Dubai: The UAE can be a regional leader in women’s rugby after selecting an historic first all-Emirati women’s team for this weekend’s Dubai Rugby Sevens, according to Qais Al Dhalai, general secretary of Asia Rugby and the UAE Rugby Federation.
The UAE women’s side will play in the inaugural six-team Under-18’s Girls International Sevens Tournament alongside Hong Kong, India, Kazakhstan, Sri Lanka and Uzbekistan from Wednesday. Two teams progress from a round robin to play in Friday’s final.
Al Dhalai has hopes to make the tournament an annual occasion while expanding it to more teams throughout Asia, with neighbouring GCC countries hopefully following the UAE’s lead and setting up their own sides.
“We are already heading towards being one of the leaders in men’s rugby regionally and throughout Asia, and now we are looking to do the same in women’s rugby too,” he said.
“It’s important for many reasons, first of all our leaders, Her Highness Shaikha Fatima Bint Mubarak Al Nahyan, Chairwoman of the General Women’s Union, Supreme Chairperson of the Family Development Foundation and Chairwoman of the Supreme Council for Motherhood and Childhood, and the wife of the late president and Founding Father of the UAE, Shaikh Zayed Bin Sultan Al Nahyan, has always supported women’s inclusion.
“Secondly, it’s mentioned in the Olympic charter that there should be equal opportunities for both genders, and World Rugby says that each member union has to have a male to female player ratio of 60-40, and that’s a mandate.
“So this is why we have set-up the first ever UAE women’s team, they have been developed over two years and this will be their first major tournament.
“We used to have a male to female ratio of 90-10 but within a year we’ve done a great job. We now have 800-900 female participants from which 12 have been selected for this team. Now they are Under-18s but in another two years they will be our senior team. In five years we hope to be at 60-40.
“It’s very important to grow the game with Emirati females and it’s the only way forward, you can’t just grow the sport with men.”
Asked if there were cultural sensitivities to respect, Al Dhalai replied: “Yes, of course, and this is a big consideration for us.”
“The players wear Muslim attire, no part of their body is exposed, they wear long sleeves and long pants and cover their head with customised clothing so we are fulfilling all religious aspects. We can’t just neglect that and do sport as that doesn’t work.”
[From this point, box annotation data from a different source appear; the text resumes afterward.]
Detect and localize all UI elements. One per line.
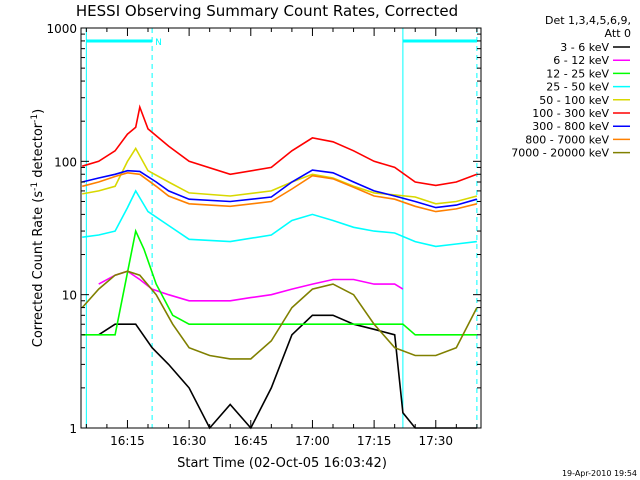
chart-title: HESSI Observing Summary Count Rates, Cor… xyxy=(76,2,458,20)
x-tick-label: 17:30 xyxy=(418,434,453,448)
y-tick-label: 100 xyxy=(54,155,77,169)
series-line-0 xyxy=(98,314,477,430)
top-bar-label: N xyxy=(155,38,162,48)
x-tick-label: 16:45 xyxy=(233,434,268,448)
y-axis-label-mid: detector xyxy=(31,122,46,182)
legend-label-4: 50 - 100 keV xyxy=(539,94,609,107)
legend-label-7: 800 - 7000 keV xyxy=(525,133,609,146)
legend-header-detectors: Det 1,3,4,5,6,9, xyxy=(545,14,631,27)
x-tick-label: 16:15 xyxy=(110,434,145,448)
legend-label-5: 100 - 300 keV xyxy=(532,107,609,120)
series-line-3 xyxy=(82,189,477,248)
plot-area: N xyxy=(81,28,478,430)
series-line-7 xyxy=(81,171,478,213)
y-tick-label: 1000 xyxy=(46,22,77,36)
y-axis-label: Corrected Count Rate (s-1 detector-1) xyxy=(30,109,46,347)
axes: 1 10 100 1000 16:15 16:30 16:45 17:00 17:15 17:30 xyxy=(46,22,481,448)
y-axis-label-sup2: -1 xyxy=(30,114,40,123)
legend-label-3: 25 - 50 keV xyxy=(546,81,609,94)
generation-timestamp: 19-Apr-2010 19:54 xyxy=(562,469,637,478)
x-tick-label: 16:30 xyxy=(172,434,207,448)
legend-label-1: 6 - 12 keV xyxy=(553,54,609,67)
x-tick-label: 17:15 xyxy=(357,434,392,448)
series-line-2 xyxy=(82,228,477,336)
series-line-4 xyxy=(82,146,478,205)
y-axis-label-sup1: -1 xyxy=(30,182,40,191)
legend-label-6: 300 - 800 keV xyxy=(532,120,609,133)
y-axis-label-end: ) xyxy=(31,109,46,114)
legend-label-8: 7000 - 20000 keV xyxy=(511,147,609,160)
legend-header-attenuator: Att 0 xyxy=(605,27,631,40)
series-line-1 xyxy=(98,270,404,302)
y-tick-label: 10 xyxy=(62,289,77,303)
plot-frame xyxy=(80,27,482,429)
series-line-5 xyxy=(81,104,478,187)
y-axis-label-main: Corrected Count Rate (s xyxy=(31,191,46,348)
series-line-6 xyxy=(82,169,478,209)
series-line-8 xyxy=(81,270,478,360)
x-tick-label: 17:00 xyxy=(295,434,330,448)
y-tick-label: 1 xyxy=(69,422,77,436)
legend-label-2: 12 - 25 keV xyxy=(546,67,609,80)
x-axis-label: Start Time (02-Oct-05 16:03:42) xyxy=(177,456,387,471)
legend-label-0: 3 - 6 keV xyxy=(560,41,609,54)
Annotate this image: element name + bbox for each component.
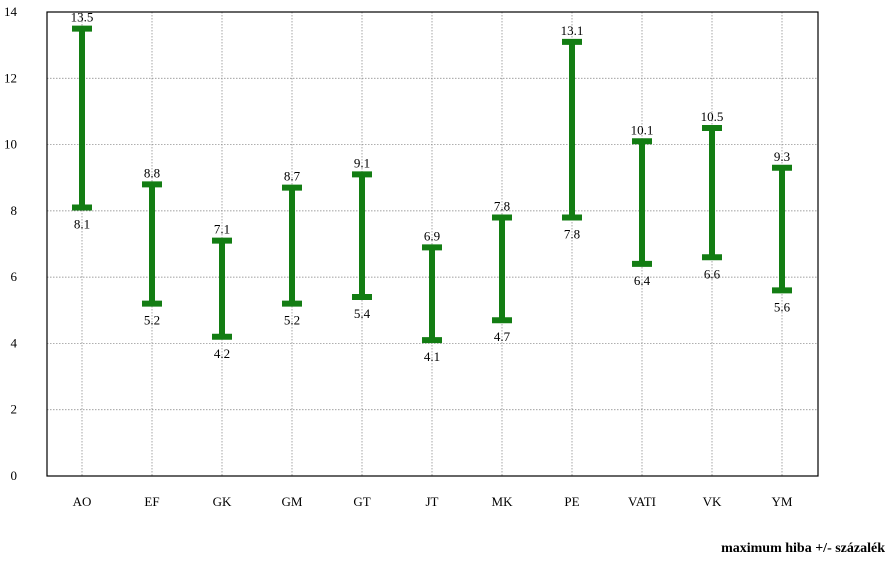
x-tick-label: GT: [353, 494, 370, 509]
x-tick-label: JT: [426, 494, 439, 509]
low-value-label: 4.1: [424, 349, 440, 364]
x-tick-label: GK: [213, 494, 232, 509]
low-value-label: 8.1: [74, 217, 90, 232]
y-tick-label: 4: [11, 335, 18, 350]
x-tick-label: MK: [492, 494, 514, 509]
high-value-label: 8.8: [144, 165, 160, 180]
x-tick-label: VATI: [628, 494, 656, 509]
high-value-label: 10.1: [631, 122, 654, 137]
high-value-label: 6.9: [424, 228, 440, 243]
high-value-label: 8.7: [284, 169, 301, 184]
low-value-label: 5.4: [354, 306, 371, 321]
y-tick-label: 14: [4, 4, 18, 19]
low-value-label: 6.6: [704, 266, 721, 281]
y-tick-label: 8: [11, 203, 18, 218]
y-tick-label: 6: [11, 269, 18, 284]
x-tick-label: VK: [703, 494, 722, 509]
high-value-label: 10.5: [701, 109, 724, 124]
high-value-label: 7.1: [214, 222, 230, 237]
low-value-label: 6.4: [634, 273, 651, 288]
x-tick-label: PE: [564, 494, 579, 509]
y-tick-label: 10: [4, 137, 17, 152]
high-value-label: 13.1: [561, 23, 584, 38]
high-value-label: 13.5: [71, 10, 94, 25]
x-tick-label: YM: [772, 494, 793, 509]
high-value-label: 9.3: [774, 149, 790, 164]
x-tick-label: EF: [144, 494, 159, 509]
x-tick-label: AO: [73, 494, 92, 509]
high-value-label: 9.1: [354, 155, 370, 170]
y-tick-label: 12: [4, 70, 17, 85]
low-value-label: 5.2: [284, 313, 300, 328]
x-tick-label: GM: [282, 494, 303, 509]
low-value-label: 4.7: [494, 329, 511, 344]
low-value-label: 7.8: [564, 226, 580, 241]
high-value-label: 7.8: [494, 198, 510, 213]
plot-frame: [46, 11, 819, 477]
y-tick-label: 0: [11, 468, 18, 483]
low-value-label: 5.6: [774, 299, 791, 314]
low-value-label: 5.2: [144, 313, 160, 328]
low-value-label: 4.2: [214, 346, 230, 361]
y-tick-label: 2: [11, 402, 18, 417]
chart-caption: maximum hiba +/- százalék: [721, 541, 885, 556]
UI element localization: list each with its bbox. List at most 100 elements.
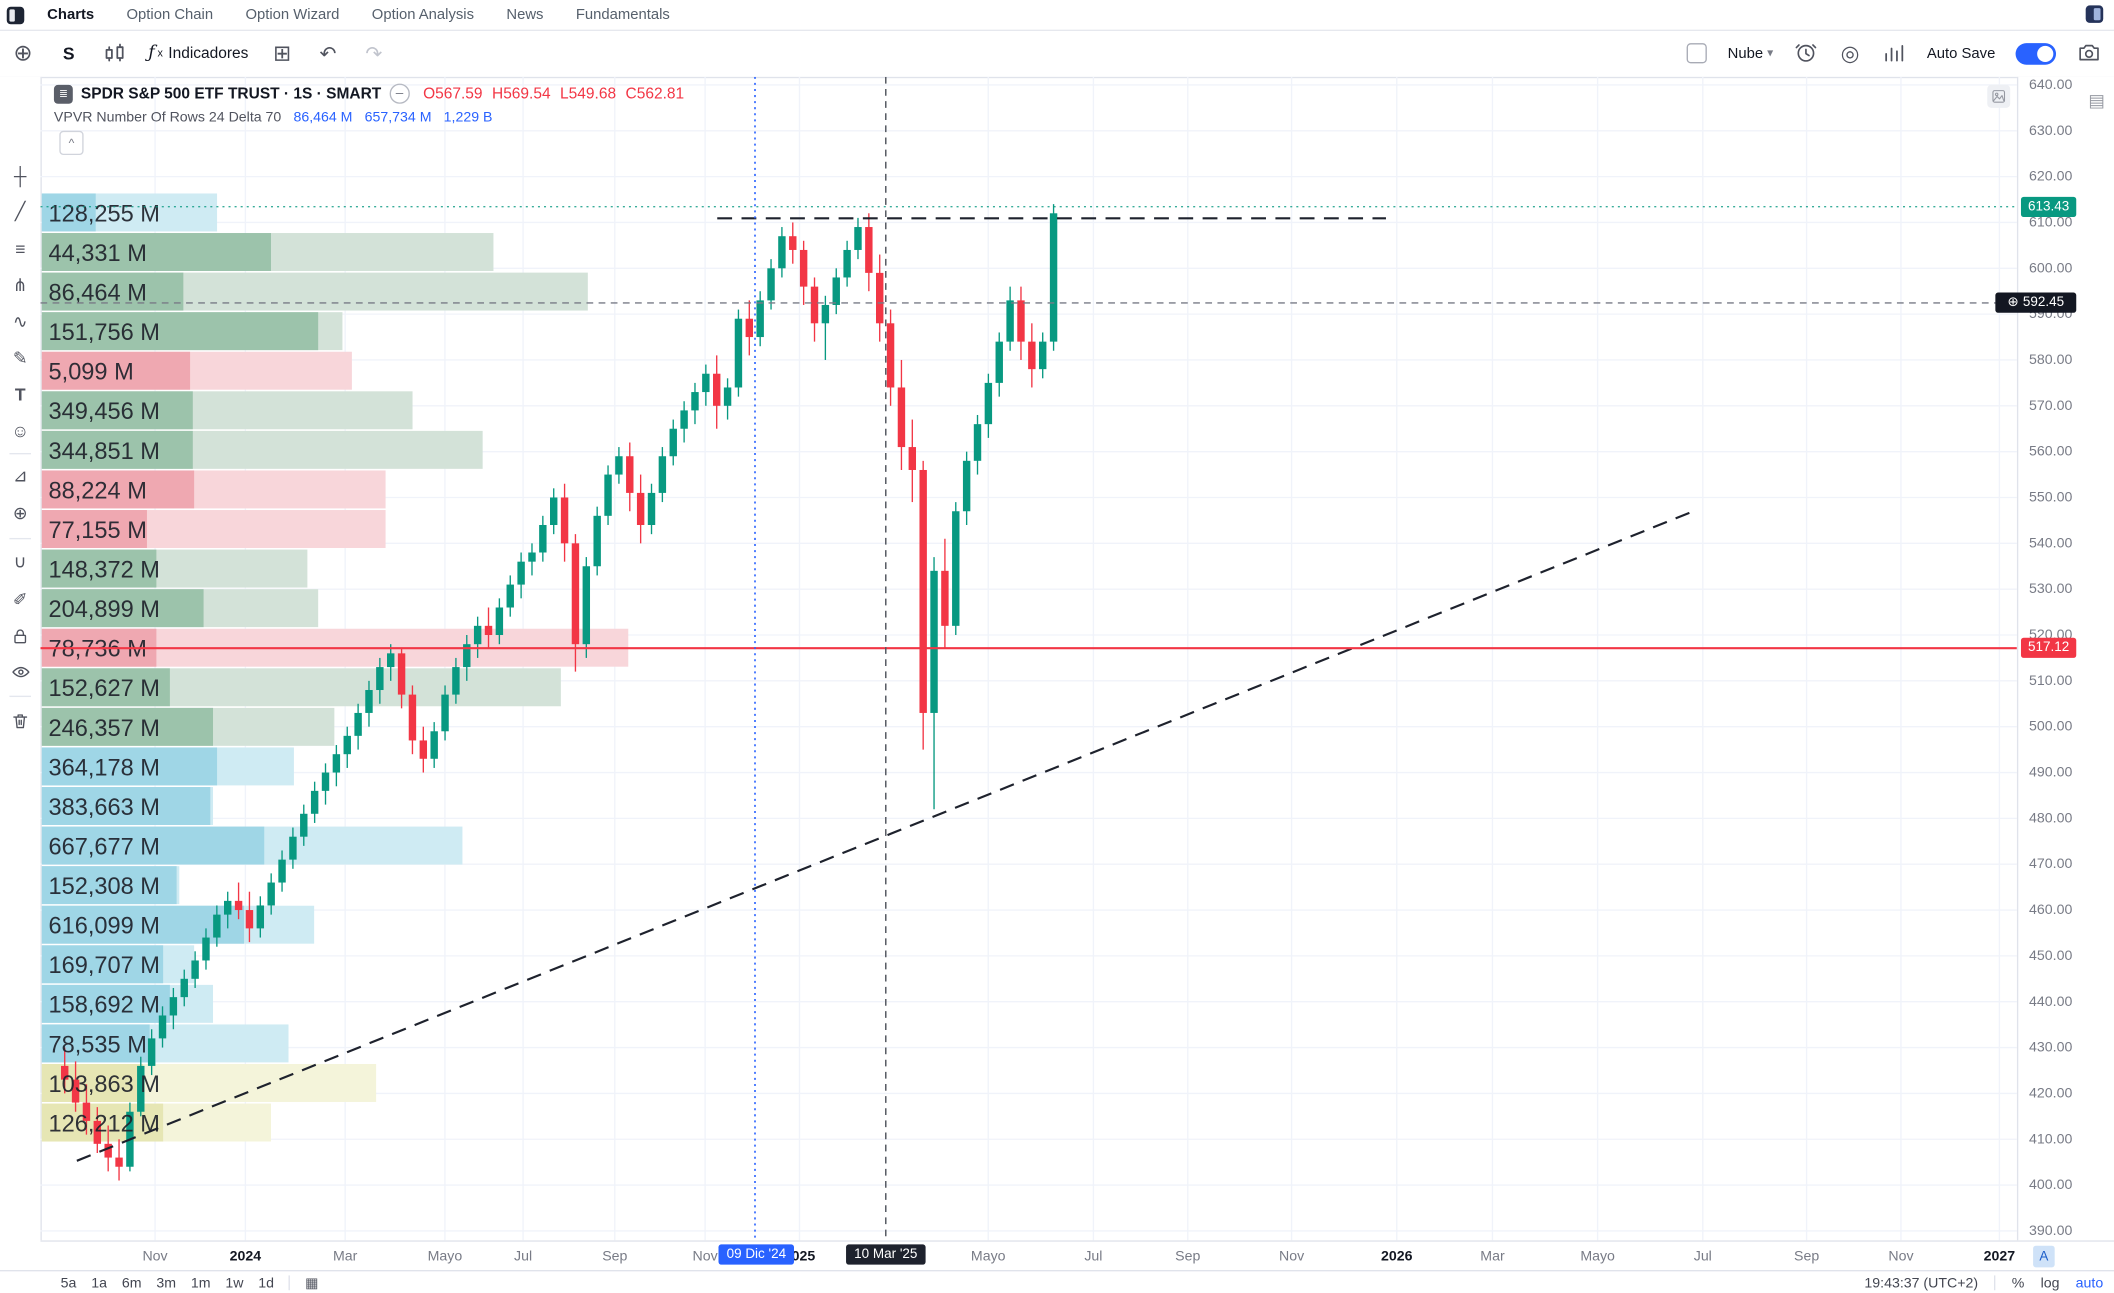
indicators-button[interactable]: ƒ x Indicadores [148, 43, 249, 64]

Deidre O’Sullivan, manager of the Women’s World Rugby Sevens Series congratulated the UAE on its pioneering effort.
“It’s an indication that people are engaging more with female sport and an indicator that female athletes are considered on a par with men, and rightly so.
“This is a very encouraging sign. It’s positive to see the growth of women’s sport and it’s complementary to what’s happening globally. We are hugely encouraged and support this wholeheartedly.”